Your boyfriend needs to tell his mother immediately that that will not be happening. It’s nothing to do with you, you sure as shit won’t be housing a criminal, so don’t give it another thought beyond reporting the criminal.

GetOutOfMYGarden · 14/11/2017 23:23

I'd ring crimestoppers then. Make them aware that he's travelling under a dead mans passport. Your DP hates the man anyway.

Trueheart1 · 14/11/2017 23:26

Is it legal for unmarried couples to share a room in Dubai? I think it is illegal for unmarried women to give birth in Dubai. Be very careful OP, you DPs mum could inform the police and get you slung in prison and separated from your baby.

kootoo123 · 14/11/2017 23:30

Fuck No.

Madwoman5 · 14/11/2017 23:31

If mil has the money to sort him a flat then she can go on the internet and find something herself even if it is airbnb. Put your foot down and tell dp and mil, NO. Your dp is faffing. For his sake, your sake and your dc, it has to be no. With any luck he will be picked up on landing but if not, it should still be no.
No is much a simple word, only short, and you can say it lots of times in 10 seconds. Try it.

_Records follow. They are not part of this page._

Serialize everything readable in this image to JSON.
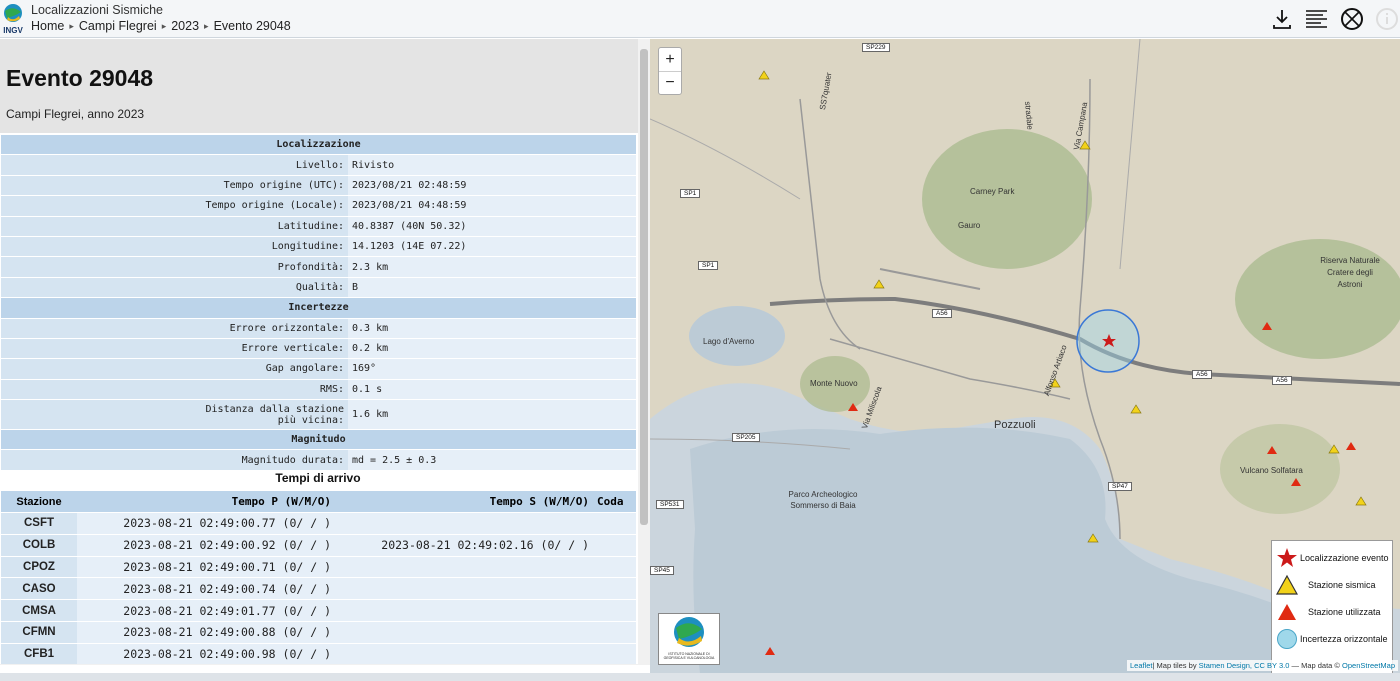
{
  "header": {
    "app_title": "Localizzazioni Sismiche",
    "breadcrumb": [
      "Home",
      "Campi Flegrei",
      "2023",
      "Evento 29048"
    ]
  },
  "event": {
    "title": "Evento 29048",
    "subtitle": "Campi Flegrei, anno 2023"
  },
  "info": {
    "localizzazione": "Localizzazione",
    "rows1": [
      {
        "k": "Livello:",
        "v": "Rivisto"
      },
      {
        "k": "Tempo origine (UTC):",
        "v": "2023/08/21 02:48:59"
      },
      {
        "k": "Tempo origine (Locale):",
        "v": "2023/08/21 04:48:59"
      },
      {
        "k": "Latitudine:",
        "v": "40.8387 (40N 50.32)"
      },
      {
        "k": "Longitudine:",
        "v": "14.1203 (14E 07.22)"
      },
      {
        "k": "Profondità:",
        "v": "2.3 km"
      },
      {
        "k": "Qualità:",
        "v": "B"
      }
    ],
    "incertezze": "Incertezze",
    "rows2": [
      {
        "k": "Errore orizzontale:",
        "v": "0.3 km"
      },
      {
        "k": "Errore verticale:",
        "v": "0.2 km"
      },
      {
        "k": "Gap angolare:",
        "v": "169°"
      },
      {
        "k": "RMS:",
        "v": "0.1 s"
      }
    ],
    "distanza_k1": "Distanza dalla stazione",
    "distanza_k2": "più vicina:",
    "distanza_v": "1.6 km",
    "magnitudo": "Magnitudo",
    "mag_k": "Magnitudo durata:",
    "mag_v": "md = 2.5 ± 0.3"
  },
  "arrivals": {
    "title": "Tempi di arrivo",
    "headers": [
      "Stazione",
      "Tempo P (W/M/O)",
      "Tempo S (W/M/O)",
      "Coda"
    ],
    "rows": [
      {
        "st": "CSFT",
        "p": "2023-08-21 02:49:00.77 (0/ / )",
        "s": "",
        "coda": ""
      },
      {
        "st": "COLB",
        "p": "2023-08-21 02:49:00.92 (0/ / )",
        "s": "2023-08-21 02:49:02.16 (0/ / )",
        "coda": ""
      },
      {
        "st": "CPOZ",
        "p": "2023-08-21 02:49:00.71 (0/ / )",
        "s": "",
        "coda": ""
      },
      {
        "st": "CASO",
        "p": "2023-08-21 02:49:00.74 (0/ / )",
        "s": "",
        "coda": ""
      },
      {
        "st": "CMSA",
        "p": "2023-08-21 02:49:01.77 (0/ / )",
        "s": "",
        "coda": ""
      },
      {
        "st": "CFMN",
        "p": "2023-08-21 02:49:00.88 (0/ / )",
        "s": "",
        "coda": ""
      },
      {
        "st": "CFB1",
        "p": "2023-08-21 02:49:00.98 (0/ / )",
        "s": "",
        "coda": ""
      }
    ]
  },
  "map": {
    "zoom_in": "+",
    "zoom_out": "−",
    "legend": [
      "Localizzazione evento",
      "Stazione sismica",
      "Stazione utilizzata",
      "Incertezza orizzontale"
    ],
    "attribution_leaflet": "Leaflet",
    "attribution_text": "| Map tiles by ",
    "attribution_stamen": "Stamen Design, CC BY 3.0",
    "attribution_mid": " — Map data © ",
    "attribution_osm": "OpenStreetMap",
    "institute": "ISTITUTO NAZIONALE DI GEOFISICA E VULCANOLOGIA",
    "labels": {
      "pozzuoli": "Pozzuoli",
      "lago": "Lago d'Averno",
      "monte_nuovo": "Monte Nuovo",
      "gauro": "Gauro",
      "carney": "Carney Park",
      "astroni": "Riserva Naturale Cratere degli Astroni",
      "solfatara": "Vulcano Solfatara",
      "parco": "Parco Archeologico Sommerso di Baia",
      "via_campana": "Via Campana",
      "via_miliscola": "Via Miliscola",
      "alfonso": "Alfonso Artiaco",
      "strada": "stradale",
      "quater": "SS7quater"
    },
    "roads": [
      "SP229",
      "SP1",
      "SP1",
      "A56",
      "A56",
      "A56",
      "SP205",
      "SP47",
      "SP531",
      "SP45"
    ],
    "colors": {
      "event": "#cc1a1a",
      "station": "#f2d21a",
      "used": "#e02a12",
      "uncertainty": "#9fd8ea"
    }
  }
}
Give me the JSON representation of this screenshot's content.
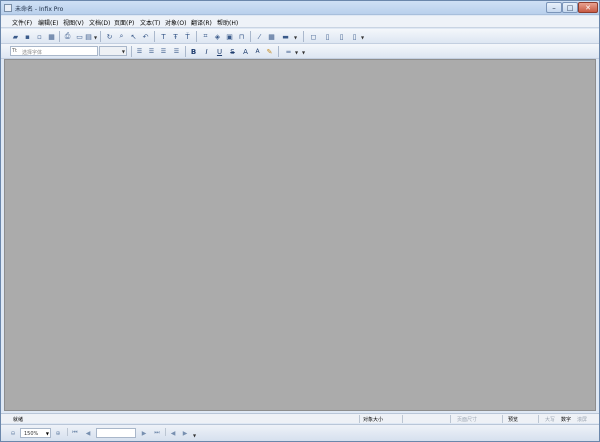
{
  "window": {
    "title": "未命名 - Infix Pro"
  },
  "menu": {
    "items": [
      {
        "label": "文件(F)"
      },
      {
        "label": "编辑(E)"
      },
      {
        "label": "视图(V)"
      },
      {
        "label": "文档(D)"
      },
      {
        "label": "页面(P)"
      },
      {
        "label": "文本(T)"
      },
      {
        "label": "对象(O)"
      },
      {
        "label": "翻译(R)"
      },
      {
        "label": "帮助(H)"
      }
    ]
  },
  "format_toolbar": {
    "font_icon_glyph": "Tt",
    "font_placeholder": "选择字体",
    "bold": "B",
    "italic": "I",
    "underline": "U",
    "strike": "S",
    "superscript": "A",
    "font_size_up": "A"
  },
  "status_bar": {
    "ready": "就绪",
    "object_size": "对象大小",
    "page_size": "页面尺寸",
    "preview": "预览",
    "caps": "大写",
    "num": "数字",
    "scroll": "滚屏"
  },
  "nav_bar": {
    "zoom_value": "150%"
  },
  "icons": {
    "toolbar1": [
      "open-folder-icon",
      "save-icon",
      "save-as-icon",
      "export-icon",
      "print-icon",
      "new-page-icon",
      "page-view-icon",
      "refresh-icon",
      "zoom-icon",
      "pointer-icon",
      "undo-icon",
      "text-tool-icon",
      "text-flow-icon",
      "text-edit-icon",
      "crop-icon",
      "shape-icon",
      "image-icon",
      "link-icon",
      "eyedropper-icon",
      "grid-icon",
      "color-icon",
      "note-icon",
      "export-page-icon",
      "page-add-icon",
      "page-doc-icon"
    ],
    "toolbar2": [
      "align-left-icon",
      "align-center-icon",
      "align-right-icon",
      "justify-icon",
      "marker-icon",
      "line-icon"
    ],
    "nav": [
      "first-page-icon",
      "prev-page-icon",
      "next-page-icon",
      "last-page-icon",
      "back-icon",
      "forward-icon"
    ]
  },
  "colors": {
    "workspace": "#ababab",
    "chrome": "#dfe8f4"
  }
}
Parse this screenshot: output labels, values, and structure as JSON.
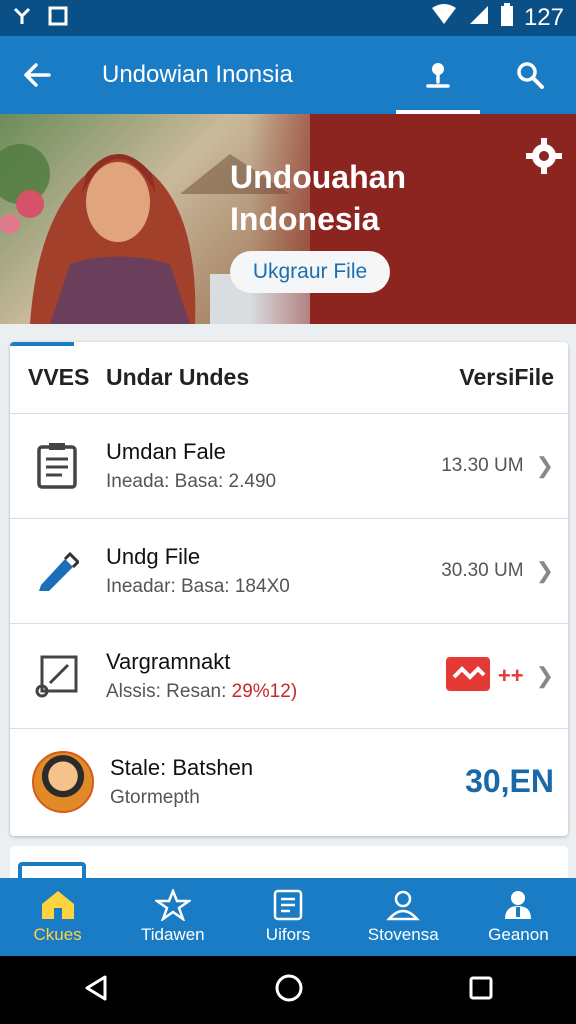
{
  "status_bar": {
    "time": "127",
    "icons": [
      "signal-icon",
      "wifi-icon",
      "battery-icon"
    ]
  },
  "app_bar": {
    "title": "Undowian Inonsia",
    "back_icon": "arrow-left-icon",
    "actions": [
      "profile-icon",
      "search-icon"
    ]
  },
  "banner": {
    "headline_line1": "Undouahan",
    "headline_line2": "Indonesia",
    "button_label": "Ukgraur File",
    "settings_icon": "gear-icon"
  },
  "list": {
    "header_col1": "VVES",
    "header_col2": "Undar Undes",
    "header_col3": "VersiFile",
    "rows": [
      {
        "icon": "document-icon",
        "title": "Umdan Fale",
        "subtitle": "Ineada: Basa: 2.490",
        "value": "13.30 UM"
      },
      {
        "icon": "pen-icon",
        "title": "Undg File",
        "subtitle": "Ineadar: Basa: 184X0",
        "value": "30.30 UM"
      },
      {
        "icon": "edit-file-icon",
        "title": "Vargramnakt",
        "subtitle_prefix": "Alssis: Resan:",
        "subtitle_highlight": "29%12)",
        "badge": "++"
      },
      {
        "icon": "avatar",
        "title": "Stale: Batshen",
        "subtitle": "Gtormepth",
        "amount": "30,EN"
      }
    ]
  },
  "bottom_nav": [
    {
      "label": "Ckues",
      "icon": "home-icon",
      "active": true
    },
    {
      "label": "Tidawen",
      "icon": "star-icon",
      "active": false
    },
    {
      "label": "Uifors",
      "icon": "file-icon",
      "active": false
    },
    {
      "label": "Stovensa",
      "icon": "person-icon",
      "active": false
    },
    {
      "label": "Geanon",
      "icon": "account-icon",
      "active": false
    }
  ],
  "colors": {
    "primary": "#1a7cc4",
    "status_bar": "#0a4f86",
    "banner": "#8c2420",
    "active_nav": "#ffd23f"
  }
}
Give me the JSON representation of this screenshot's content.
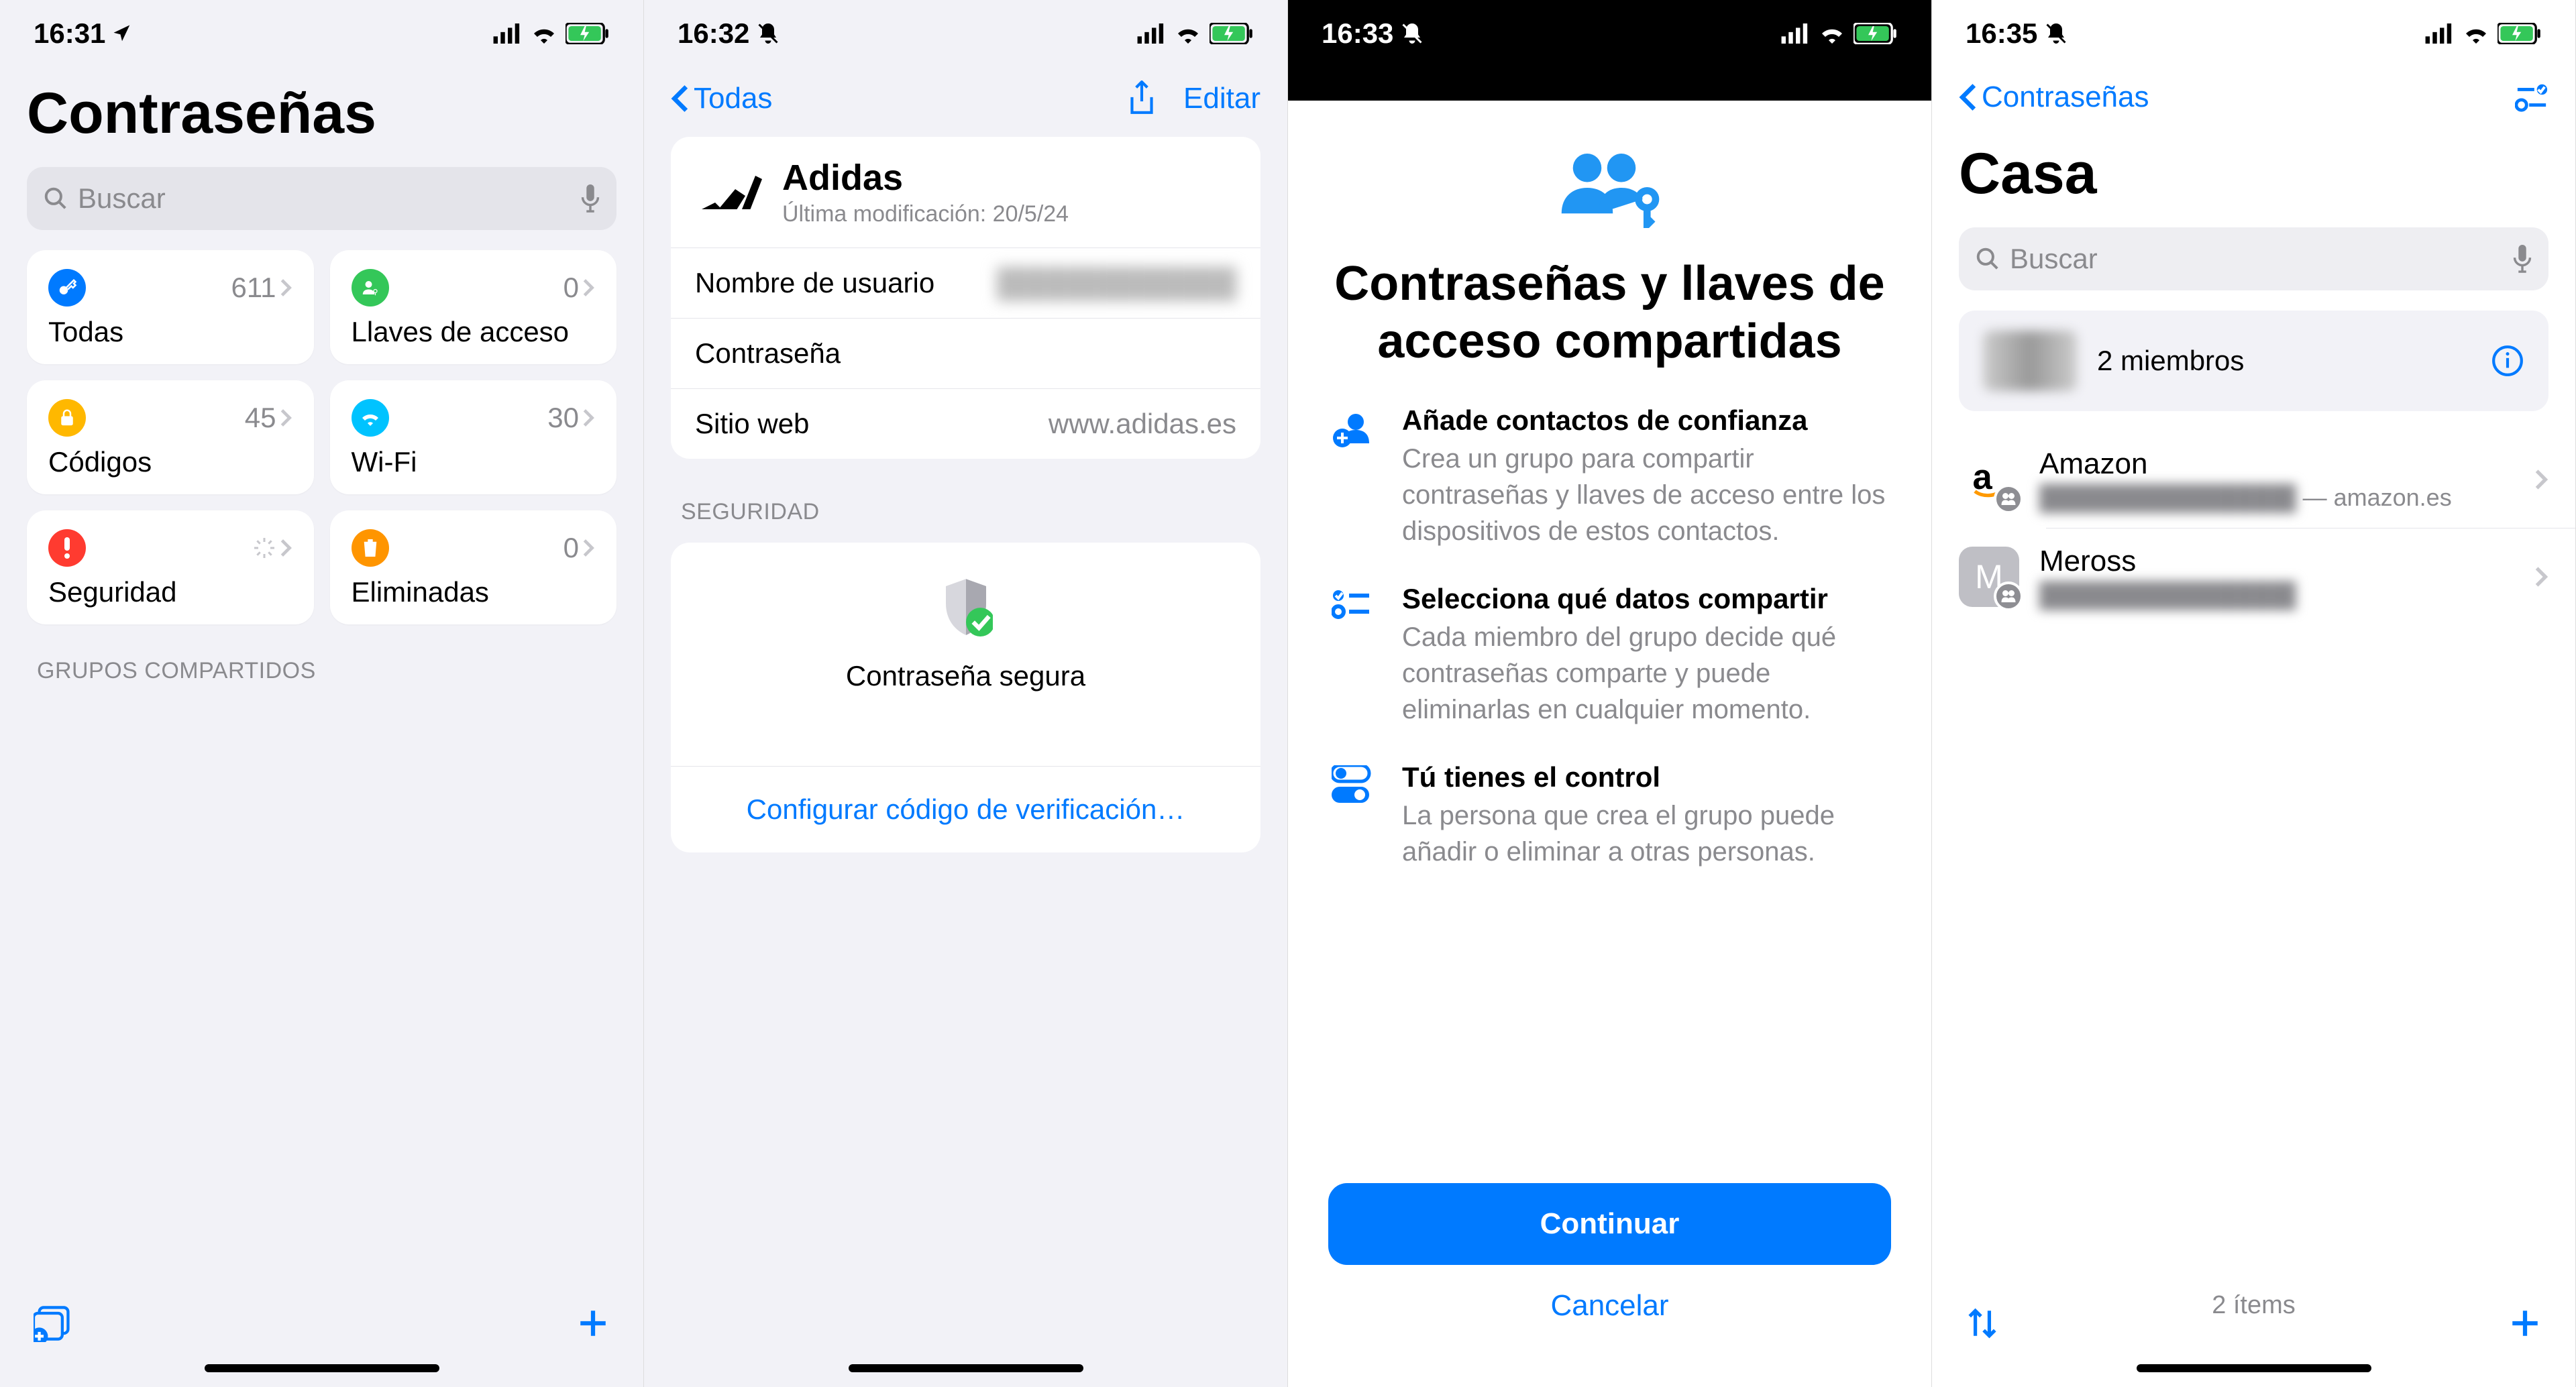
{
  "screen1": {
    "time": "16:31",
    "title": "Contraseñas",
    "search_placeholder": "Buscar",
    "tiles": {
      "all": {
        "label": "Todas",
        "count": "611"
      },
      "passkeys": {
        "label": "Llaves de acceso",
        "count": "0"
      },
      "codes": {
        "label": "Códigos",
        "count": "45"
      },
      "wifi": {
        "label": "Wi-Fi",
        "count": "30"
      },
      "security": {
        "label": "Seguridad",
        "count": ""
      },
      "deleted": {
        "label": "Eliminadas",
        "count": "0"
      }
    },
    "section_shared": "GRUPOS COMPARTIDOS"
  },
  "screen2": {
    "time": "16:32",
    "back": "Todas",
    "edit": "Editar",
    "entry": {
      "name": "Adidas",
      "modified": "Última modificación: 20/5/24",
      "username_label": "Nombre de usuario",
      "username_value": "████████████",
      "password_label": "Contraseña",
      "website_label": "Sitio web",
      "website_value": "www.adidas.es"
    },
    "security_header": "SEGURIDAD",
    "secure_text": "Contraseña segura",
    "setup_code": "Configurar código de verificación…"
  },
  "screen3": {
    "time": "16:33",
    "sheet_title": "Contraseñas y llaves de acceso compartidas",
    "items": [
      {
        "title": "Añade contactos de confianza",
        "desc": "Crea un grupo para compartir contraseñas y llaves de acceso entre los dispositivos de estos contactos."
      },
      {
        "title": "Selecciona qué datos compartir",
        "desc": "Cada miembro del grupo decide qué contraseñas comparte y puede eliminarlas en cualquier momento."
      },
      {
        "title": "Tú tienes el control",
        "desc": "La persona que crea el grupo puede añadir o eliminar a otras personas."
      }
    ],
    "continue": "Continuar",
    "cancel": "Cancelar"
  },
  "screen4": {
    "time": "16:35",
    "back": "Contraseñas",
    "title": "Casa",
    "search_placeholder": "Buscar",
    "members": "2 miembros",
    "items": [
      {
        "name": "Amazon",
        "detail": "███████████████",
        "suffix": " — amazon.es"
      },
      {
        "name": "Meross",
        "detail": "███████████████",
        "suffix": ""
      }
    ],
    "footer": "2 ítems"
  }
}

hollowtree · 14/11/2017 23:33

No way! Don't do this to yourself!!!

Withhindsight · 14/11/2017 23:34
  1. Have I missed why FIL is going to be in UK, why isn't he on the next flight out to be with his wife in Dubai?
  2. Visit or ring the authorities about pretending to be someone else so that he's flagged on system and detained upon arrival to uk
  3. Ensure you and DD are too ill to fly at Xmas (if you do most of the caring, DH won't know to challenge) fake D&V if you feel you can't put up enough of an argument not to go-or invent some family emergency where you have to go to be with your family and as breastfed baby has to go with you
  4. The whole thing is nonsense, can you get a day out of the house and reflect to look in at how it really is, then get mad and say NO! NO! NO! NO!
  5. tell your DH that you will shop FIL to the authorities if he does turn up at your flat
RunRabbitRunRabbit · 14/11/2017 23:44

Take control of your life! You have everything you need. Just do it!

I hope it flags on the system that he's traveling on a passport of a deceased person How about instead of hoping you instead ensure it happens by reporting it tomorrow.

Tell DH that you've thought about it and you've decided that his father is never to cross your threshold. Ever.

Tell DH that you and DD are not going to Dubai as a direct result of his mother pulling this shit. You are staying home to have a lovely Christmas together and you would prefer it if he stayed home with you too.

I wouldn't travel through those countries as an unmarried mother, accompanied by a man I am not married to, especially not if I knew I was going to meet an alcoholic who wanted to piss me off and who would quite like me out of the way.

Littlechocola · 14/11/2017 23:50

absolutely no way !

Madwoman5 · 14/11/2017 23:55

You would be harbouring a fugitive. Perhaps your dp is hoping you will make the decision so just do it. If mil is so desperate to see her gc then surely she can travel here and stay in a b and b with fil. Sounds like even she does not want to be with him. You and dp owe them nothing. Nada. Nowt. They are adults and can organise themselves. Make the call. No sorry we cannot.... you are not sorry. Do you want a criminal in your home for the time you are away. No. Mil can get a refund and pay for his accommodation.